Pandas also does a great job when it come to cleaning your dataframe.
<a id="pandas_data_cleaning_missing_values"></a>
- __Missing Values:__
    - One of the first steps you want to do when import a dataframe is check for null values. This can be done by calling   ```df.isnull()```. This will return a Boolean array of your dataframe where True equals a null value. If you want the total of null values by column simply place the ```sum()``` method at the end of the statement [```df.isnull().sum()```](https://pandas.pydata.org/pandas-docs/version/0.23.4/generated/pandas.isnull.html) (You can perform math on Booleans in Python, True will be treated as ones and False as zeros).
    - You can drop all missing values using [```df.drop_na()```](https://pandas.pydata.org/pandas-docs/stable/reference/api/pandas.DataFrame.dropna.html), the arguement ```axis=0``` will drop the rows and ```axis=1``` the columns.
    - You can impute the missing values using [```df.fillna(x)```](https://pandas.pydata.org/pandas-docs/stable/reference/api/pandas.DataFrame.fillna.html) where ```x``` can be any value. Here you would be using the mean to replace missing values in ```Col1``` ```df['Col1'].fillna(df['Col1'].mean())```. 
<a id="pandas_data_cleaning_replacing_values"></a>    
- __Replacing Values:__
    - Sometimes you want to replace a value in dataframe. To do this in pandas you use the [```replace```](https://pandas.pydata.org/pandas-docs/stable/reference/api/pandas.DataFrame.replace.html) method. ```df.replace('Bos','Boston')``` would replace Bos with Boston. This also works with multiple values just use lists, ```df.replace(['Bos','NYC'],['Boston','New York City'])```.
<a id="pandas_data_cleaning_renaming_lists"></a>    
- __Renaming Lists:__
   - Data will often come without, incorrect, or long column names. You can rename columns by feeding a new list to [```df.columns```](https://pandas.pydata.org/pandas-docs/stable/reference/api/pandas.DataFrame.columns.html), but this will require you to have a list of the same length as the current column list. The best way to rename columns is to use the [```rename```](https://pandas.pydata.org/pandas-docs/stable/reference/api/pandas.DataFrame.rename.html) method.```rename``` requires a dictionay of the old column name as the key and new column name as the value pair ' ```df.rename({'Col1' : 'Column_1', 'Col2' : 'Column_2'})```.

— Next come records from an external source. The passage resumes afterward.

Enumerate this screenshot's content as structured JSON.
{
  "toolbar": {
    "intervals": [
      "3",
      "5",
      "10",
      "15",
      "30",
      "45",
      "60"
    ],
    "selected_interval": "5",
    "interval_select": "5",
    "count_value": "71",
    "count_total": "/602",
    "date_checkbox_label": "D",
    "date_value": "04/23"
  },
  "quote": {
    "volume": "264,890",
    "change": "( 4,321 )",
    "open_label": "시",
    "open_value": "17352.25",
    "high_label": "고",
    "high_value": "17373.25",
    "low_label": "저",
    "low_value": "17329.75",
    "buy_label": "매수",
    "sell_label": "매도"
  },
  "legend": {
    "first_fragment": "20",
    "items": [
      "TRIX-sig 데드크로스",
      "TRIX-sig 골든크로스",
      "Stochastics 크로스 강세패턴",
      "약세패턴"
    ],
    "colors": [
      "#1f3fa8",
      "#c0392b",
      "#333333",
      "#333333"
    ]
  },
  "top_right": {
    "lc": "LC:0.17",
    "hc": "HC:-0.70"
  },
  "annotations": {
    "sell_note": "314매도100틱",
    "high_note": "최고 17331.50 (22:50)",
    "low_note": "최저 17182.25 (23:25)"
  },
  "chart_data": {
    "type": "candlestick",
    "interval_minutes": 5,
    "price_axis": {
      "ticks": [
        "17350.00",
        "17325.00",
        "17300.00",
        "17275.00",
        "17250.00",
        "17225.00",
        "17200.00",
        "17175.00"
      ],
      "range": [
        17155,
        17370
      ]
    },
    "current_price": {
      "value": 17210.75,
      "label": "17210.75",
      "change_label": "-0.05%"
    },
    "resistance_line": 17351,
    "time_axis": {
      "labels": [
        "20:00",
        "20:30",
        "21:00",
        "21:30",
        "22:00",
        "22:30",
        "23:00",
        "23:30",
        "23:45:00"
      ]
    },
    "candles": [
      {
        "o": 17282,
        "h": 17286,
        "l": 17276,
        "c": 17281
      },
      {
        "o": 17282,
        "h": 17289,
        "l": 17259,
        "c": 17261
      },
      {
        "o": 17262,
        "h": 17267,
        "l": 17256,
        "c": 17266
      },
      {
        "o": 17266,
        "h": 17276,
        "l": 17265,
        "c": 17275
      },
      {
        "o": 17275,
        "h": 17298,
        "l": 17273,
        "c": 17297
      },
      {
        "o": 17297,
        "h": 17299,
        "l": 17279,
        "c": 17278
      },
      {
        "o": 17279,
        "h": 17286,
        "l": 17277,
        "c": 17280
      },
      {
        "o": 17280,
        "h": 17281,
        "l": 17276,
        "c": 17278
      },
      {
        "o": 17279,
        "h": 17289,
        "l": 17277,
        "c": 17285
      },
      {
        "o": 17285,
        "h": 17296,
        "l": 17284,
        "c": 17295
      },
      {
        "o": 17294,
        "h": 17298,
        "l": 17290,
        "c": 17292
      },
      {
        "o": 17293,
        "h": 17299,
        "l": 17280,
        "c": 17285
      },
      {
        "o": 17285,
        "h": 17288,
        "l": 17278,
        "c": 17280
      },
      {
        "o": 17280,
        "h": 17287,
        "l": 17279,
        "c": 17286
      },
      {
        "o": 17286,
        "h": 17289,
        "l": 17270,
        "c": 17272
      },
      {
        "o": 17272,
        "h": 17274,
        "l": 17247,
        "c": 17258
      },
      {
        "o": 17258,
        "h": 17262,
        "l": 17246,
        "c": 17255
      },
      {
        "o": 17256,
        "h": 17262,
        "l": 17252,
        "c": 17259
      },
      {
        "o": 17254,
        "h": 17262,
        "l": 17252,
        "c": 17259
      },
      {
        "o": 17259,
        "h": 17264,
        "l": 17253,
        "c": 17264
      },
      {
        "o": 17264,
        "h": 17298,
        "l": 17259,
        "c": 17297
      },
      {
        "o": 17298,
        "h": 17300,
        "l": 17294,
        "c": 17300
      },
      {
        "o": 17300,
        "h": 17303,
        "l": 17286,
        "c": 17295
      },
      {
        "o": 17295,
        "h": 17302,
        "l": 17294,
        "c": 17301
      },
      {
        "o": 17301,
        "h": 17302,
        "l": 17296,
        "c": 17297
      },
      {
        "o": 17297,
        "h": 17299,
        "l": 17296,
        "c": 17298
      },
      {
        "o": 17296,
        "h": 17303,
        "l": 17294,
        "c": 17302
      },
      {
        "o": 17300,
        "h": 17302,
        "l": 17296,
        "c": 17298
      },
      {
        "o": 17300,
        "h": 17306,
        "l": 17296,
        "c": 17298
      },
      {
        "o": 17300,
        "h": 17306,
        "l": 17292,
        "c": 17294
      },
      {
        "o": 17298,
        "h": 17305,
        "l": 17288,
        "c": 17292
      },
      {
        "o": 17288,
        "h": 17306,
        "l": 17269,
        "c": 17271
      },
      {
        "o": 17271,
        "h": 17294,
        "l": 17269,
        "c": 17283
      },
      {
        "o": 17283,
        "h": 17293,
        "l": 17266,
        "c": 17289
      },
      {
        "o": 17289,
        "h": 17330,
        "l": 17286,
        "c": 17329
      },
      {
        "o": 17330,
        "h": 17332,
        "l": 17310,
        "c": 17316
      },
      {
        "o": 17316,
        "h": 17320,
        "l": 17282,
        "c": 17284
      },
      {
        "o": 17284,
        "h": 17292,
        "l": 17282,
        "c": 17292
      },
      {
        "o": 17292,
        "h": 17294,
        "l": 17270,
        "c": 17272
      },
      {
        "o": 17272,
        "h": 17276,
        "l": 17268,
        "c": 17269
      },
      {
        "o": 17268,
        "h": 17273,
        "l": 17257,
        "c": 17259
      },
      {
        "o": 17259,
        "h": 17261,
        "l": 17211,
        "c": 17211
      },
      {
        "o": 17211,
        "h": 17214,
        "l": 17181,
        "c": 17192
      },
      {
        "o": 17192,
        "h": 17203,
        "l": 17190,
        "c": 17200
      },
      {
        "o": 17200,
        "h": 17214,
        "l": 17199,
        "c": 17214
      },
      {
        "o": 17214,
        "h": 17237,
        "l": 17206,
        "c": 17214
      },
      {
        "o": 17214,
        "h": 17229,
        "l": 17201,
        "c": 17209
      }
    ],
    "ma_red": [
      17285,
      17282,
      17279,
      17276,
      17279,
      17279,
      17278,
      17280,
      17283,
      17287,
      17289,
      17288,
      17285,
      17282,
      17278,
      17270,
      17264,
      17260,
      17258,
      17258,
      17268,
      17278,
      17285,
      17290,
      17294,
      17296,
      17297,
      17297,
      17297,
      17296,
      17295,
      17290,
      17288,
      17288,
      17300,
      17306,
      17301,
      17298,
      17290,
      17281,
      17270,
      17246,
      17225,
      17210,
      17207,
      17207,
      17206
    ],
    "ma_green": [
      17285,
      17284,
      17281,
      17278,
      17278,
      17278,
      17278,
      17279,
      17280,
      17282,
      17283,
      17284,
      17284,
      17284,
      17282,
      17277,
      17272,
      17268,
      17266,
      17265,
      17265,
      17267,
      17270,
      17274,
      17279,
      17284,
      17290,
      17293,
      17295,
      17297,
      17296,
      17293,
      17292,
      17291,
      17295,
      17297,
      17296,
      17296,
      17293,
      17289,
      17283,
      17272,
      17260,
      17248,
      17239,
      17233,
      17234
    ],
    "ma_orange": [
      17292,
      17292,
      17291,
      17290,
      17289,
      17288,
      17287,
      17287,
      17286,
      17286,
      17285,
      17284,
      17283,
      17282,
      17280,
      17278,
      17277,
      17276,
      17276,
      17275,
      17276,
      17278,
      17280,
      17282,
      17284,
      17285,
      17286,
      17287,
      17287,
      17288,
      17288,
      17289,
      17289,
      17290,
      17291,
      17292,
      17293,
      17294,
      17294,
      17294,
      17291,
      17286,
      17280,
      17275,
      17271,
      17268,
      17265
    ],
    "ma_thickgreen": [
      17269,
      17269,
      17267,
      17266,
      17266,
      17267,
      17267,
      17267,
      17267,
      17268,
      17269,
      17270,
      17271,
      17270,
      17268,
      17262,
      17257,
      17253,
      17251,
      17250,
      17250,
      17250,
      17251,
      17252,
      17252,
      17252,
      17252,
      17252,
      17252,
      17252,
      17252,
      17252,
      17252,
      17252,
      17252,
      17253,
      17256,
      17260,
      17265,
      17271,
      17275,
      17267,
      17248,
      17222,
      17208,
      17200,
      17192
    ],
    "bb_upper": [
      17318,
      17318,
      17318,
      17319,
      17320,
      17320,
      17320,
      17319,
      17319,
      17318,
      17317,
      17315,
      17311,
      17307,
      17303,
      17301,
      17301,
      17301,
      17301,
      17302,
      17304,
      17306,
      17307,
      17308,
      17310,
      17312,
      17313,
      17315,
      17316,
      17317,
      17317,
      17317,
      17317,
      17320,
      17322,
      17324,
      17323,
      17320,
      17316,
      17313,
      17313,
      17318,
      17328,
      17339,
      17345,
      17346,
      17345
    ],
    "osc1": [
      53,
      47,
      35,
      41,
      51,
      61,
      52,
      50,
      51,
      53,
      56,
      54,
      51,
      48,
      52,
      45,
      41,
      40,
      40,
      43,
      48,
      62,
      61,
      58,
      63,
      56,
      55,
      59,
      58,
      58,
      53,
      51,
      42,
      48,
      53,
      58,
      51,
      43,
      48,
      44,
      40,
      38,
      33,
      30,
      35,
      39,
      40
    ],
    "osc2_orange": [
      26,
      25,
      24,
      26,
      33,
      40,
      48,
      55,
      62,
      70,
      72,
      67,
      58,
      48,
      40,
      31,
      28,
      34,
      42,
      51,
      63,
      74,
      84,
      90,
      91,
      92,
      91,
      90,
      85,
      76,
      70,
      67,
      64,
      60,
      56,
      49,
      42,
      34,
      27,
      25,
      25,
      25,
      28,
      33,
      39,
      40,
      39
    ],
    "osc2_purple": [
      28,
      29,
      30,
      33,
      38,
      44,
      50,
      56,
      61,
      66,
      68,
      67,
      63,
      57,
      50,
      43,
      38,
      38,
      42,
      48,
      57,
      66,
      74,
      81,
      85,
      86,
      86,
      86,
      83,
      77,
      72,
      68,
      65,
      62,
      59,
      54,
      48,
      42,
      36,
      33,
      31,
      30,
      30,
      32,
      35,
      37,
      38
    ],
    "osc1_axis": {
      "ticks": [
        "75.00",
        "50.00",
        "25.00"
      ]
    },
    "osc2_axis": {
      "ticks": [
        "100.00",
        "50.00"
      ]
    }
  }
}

<a id="pandas_joining_data"></a>
## Joining Data

There are three main methods around joining data in pandas: [```append```](https://pandas.pydata.org/pandas-docs/stable/reference/api/pandas.DataFrame.append.html), [```concat```](https://pandas.pydata.org/pandas-docs/stable/reference/api/pandas.concat.html), and [```join```](https://pandas.pydata.org/pandas-docs/stable/reference/api/pandas.DataFrame.join.html).
   - ```df1.append(df2)``` will stack the two dataframes df1 on top of df2. Make sure the columns are identical.
   - ```df1.concat(df2,axis=1)``` this will add the columns of df2 to the end of df1. Make sure the rows are identical.
   - ```df1.join(df2,on = ['Col1'],how = 'inner')``` This joins the columns in df1 with the columns in df2 were ```Col1``` have matching values. You can also do left, right, outer, and inner joins. You can also join on multiple values.